We began to take a special interest in the taxi girls after we noticed that in the OB ward and the rest of the hospital, there was an increasing number of patients with STDs. When we tried to trace contacts for treatment, many patients admitted they had been to the taxi girls. We decided to make a special effort to reach them and offer confidential help and treatment.

We started by being introduced by one of the women to some of her friends who were involved in the same business. When we visited their place of work, they all seemed eager to talk and also to listen to what we had to say. We used simple pictures to show the cause of STDs and their effects and treatment. We discussed prevention and offered a supply of condoms plus regular medical check-ups at our outpatient department. It is difficult to persuade taxi girls to keep attending check-ups. They have lost their self-esteem and place little value on the health of their own bodies.

The obstetric ward also has become a center or place of refuge for women with marital or family problems. We accept women who have been beaten by their husbands, women who have been raped or are suspected of being raped and women who have other problems in the community.

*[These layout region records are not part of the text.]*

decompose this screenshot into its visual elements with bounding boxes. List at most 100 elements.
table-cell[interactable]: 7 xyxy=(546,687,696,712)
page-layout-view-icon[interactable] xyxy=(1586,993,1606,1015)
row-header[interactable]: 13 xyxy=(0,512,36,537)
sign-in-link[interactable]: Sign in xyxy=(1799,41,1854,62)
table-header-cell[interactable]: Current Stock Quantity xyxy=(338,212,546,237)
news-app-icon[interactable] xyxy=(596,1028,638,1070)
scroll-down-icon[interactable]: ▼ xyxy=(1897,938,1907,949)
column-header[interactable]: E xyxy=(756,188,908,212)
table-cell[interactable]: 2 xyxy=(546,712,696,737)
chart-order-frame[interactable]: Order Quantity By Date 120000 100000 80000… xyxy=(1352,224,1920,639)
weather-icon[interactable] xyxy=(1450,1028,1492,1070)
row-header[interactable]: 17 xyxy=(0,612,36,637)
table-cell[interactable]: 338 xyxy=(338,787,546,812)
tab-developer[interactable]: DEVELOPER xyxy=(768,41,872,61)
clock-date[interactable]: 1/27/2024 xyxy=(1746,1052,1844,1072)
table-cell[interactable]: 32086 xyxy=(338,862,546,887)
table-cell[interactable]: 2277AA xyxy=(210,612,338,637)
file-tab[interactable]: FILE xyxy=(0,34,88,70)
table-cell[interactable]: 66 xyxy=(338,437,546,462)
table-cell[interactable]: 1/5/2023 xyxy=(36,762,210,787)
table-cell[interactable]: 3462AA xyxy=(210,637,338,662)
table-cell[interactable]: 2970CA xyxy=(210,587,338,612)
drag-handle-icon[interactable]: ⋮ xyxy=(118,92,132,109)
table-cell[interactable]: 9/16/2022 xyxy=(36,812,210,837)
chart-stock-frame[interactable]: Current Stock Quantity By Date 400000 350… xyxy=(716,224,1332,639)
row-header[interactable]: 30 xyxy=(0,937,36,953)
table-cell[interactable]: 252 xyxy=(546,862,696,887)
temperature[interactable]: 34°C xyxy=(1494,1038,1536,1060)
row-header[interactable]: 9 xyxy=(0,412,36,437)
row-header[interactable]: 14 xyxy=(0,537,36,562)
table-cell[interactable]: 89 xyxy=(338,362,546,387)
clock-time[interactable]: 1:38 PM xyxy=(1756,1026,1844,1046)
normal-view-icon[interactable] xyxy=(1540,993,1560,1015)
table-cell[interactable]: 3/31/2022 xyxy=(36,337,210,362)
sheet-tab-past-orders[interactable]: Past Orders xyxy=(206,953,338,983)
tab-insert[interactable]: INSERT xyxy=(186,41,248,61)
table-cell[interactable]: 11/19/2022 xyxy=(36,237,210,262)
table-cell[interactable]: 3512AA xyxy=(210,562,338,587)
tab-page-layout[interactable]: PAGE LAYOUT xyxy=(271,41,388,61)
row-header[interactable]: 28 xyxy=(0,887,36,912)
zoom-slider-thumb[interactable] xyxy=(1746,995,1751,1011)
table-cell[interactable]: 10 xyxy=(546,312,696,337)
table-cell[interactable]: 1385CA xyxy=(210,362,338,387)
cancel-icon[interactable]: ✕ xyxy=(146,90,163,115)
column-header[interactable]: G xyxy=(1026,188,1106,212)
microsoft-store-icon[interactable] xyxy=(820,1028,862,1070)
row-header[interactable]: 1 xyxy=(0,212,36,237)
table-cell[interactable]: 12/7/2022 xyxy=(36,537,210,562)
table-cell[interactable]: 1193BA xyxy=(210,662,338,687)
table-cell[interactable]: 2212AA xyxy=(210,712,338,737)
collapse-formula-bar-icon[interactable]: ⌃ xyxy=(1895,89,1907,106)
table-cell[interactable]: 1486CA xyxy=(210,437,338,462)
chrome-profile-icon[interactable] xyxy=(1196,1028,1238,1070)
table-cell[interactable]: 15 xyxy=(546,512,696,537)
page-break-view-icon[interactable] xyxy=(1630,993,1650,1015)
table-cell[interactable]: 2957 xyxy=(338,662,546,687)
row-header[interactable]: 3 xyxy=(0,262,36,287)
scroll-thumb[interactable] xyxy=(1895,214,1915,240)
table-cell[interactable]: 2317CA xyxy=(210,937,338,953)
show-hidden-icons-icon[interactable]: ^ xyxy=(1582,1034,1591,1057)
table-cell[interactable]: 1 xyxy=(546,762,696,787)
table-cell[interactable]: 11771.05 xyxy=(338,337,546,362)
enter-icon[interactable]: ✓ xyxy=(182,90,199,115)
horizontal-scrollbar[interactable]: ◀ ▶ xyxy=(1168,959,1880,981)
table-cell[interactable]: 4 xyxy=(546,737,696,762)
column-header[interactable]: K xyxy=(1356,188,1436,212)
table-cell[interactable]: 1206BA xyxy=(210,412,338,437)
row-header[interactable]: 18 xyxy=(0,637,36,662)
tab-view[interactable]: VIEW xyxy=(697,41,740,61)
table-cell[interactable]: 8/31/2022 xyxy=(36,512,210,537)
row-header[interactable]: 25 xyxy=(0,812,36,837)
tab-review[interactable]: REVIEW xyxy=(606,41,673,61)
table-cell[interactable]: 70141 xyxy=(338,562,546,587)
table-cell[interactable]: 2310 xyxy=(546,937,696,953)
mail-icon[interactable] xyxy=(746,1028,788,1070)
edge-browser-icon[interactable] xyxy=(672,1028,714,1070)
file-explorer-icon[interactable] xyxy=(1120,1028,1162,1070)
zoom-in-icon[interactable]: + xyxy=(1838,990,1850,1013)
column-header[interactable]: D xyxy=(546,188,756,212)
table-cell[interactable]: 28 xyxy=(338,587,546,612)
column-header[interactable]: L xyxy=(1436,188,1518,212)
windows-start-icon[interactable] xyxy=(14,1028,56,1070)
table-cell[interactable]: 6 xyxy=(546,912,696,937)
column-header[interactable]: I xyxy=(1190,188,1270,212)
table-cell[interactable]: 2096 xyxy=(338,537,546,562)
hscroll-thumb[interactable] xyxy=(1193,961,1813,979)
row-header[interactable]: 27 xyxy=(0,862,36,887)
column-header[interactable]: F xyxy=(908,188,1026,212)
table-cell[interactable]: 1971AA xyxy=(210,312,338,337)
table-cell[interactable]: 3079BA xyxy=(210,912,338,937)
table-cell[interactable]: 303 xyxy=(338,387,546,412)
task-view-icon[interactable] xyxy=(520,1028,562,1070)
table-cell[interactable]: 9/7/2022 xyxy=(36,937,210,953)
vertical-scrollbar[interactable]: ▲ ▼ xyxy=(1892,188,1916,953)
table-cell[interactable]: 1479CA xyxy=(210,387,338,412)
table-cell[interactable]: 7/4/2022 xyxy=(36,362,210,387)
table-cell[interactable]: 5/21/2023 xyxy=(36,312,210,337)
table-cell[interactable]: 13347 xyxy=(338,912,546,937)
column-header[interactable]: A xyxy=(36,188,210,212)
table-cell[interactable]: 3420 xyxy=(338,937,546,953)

We can work for vulnerable groups of Khmer women because the Khmer midwives understand their lives. We help with family planning, we help with family problems. We are interested in the whole lives of our patients.

Thank you for listening to our story, and I hope you will visit us one day in Site Two or in Cambodia.

Excerpted from a talk delivered by Chan Theary, a resident of Site Two in the Thai-Cambodia border, at the Never Ending Journey Conference.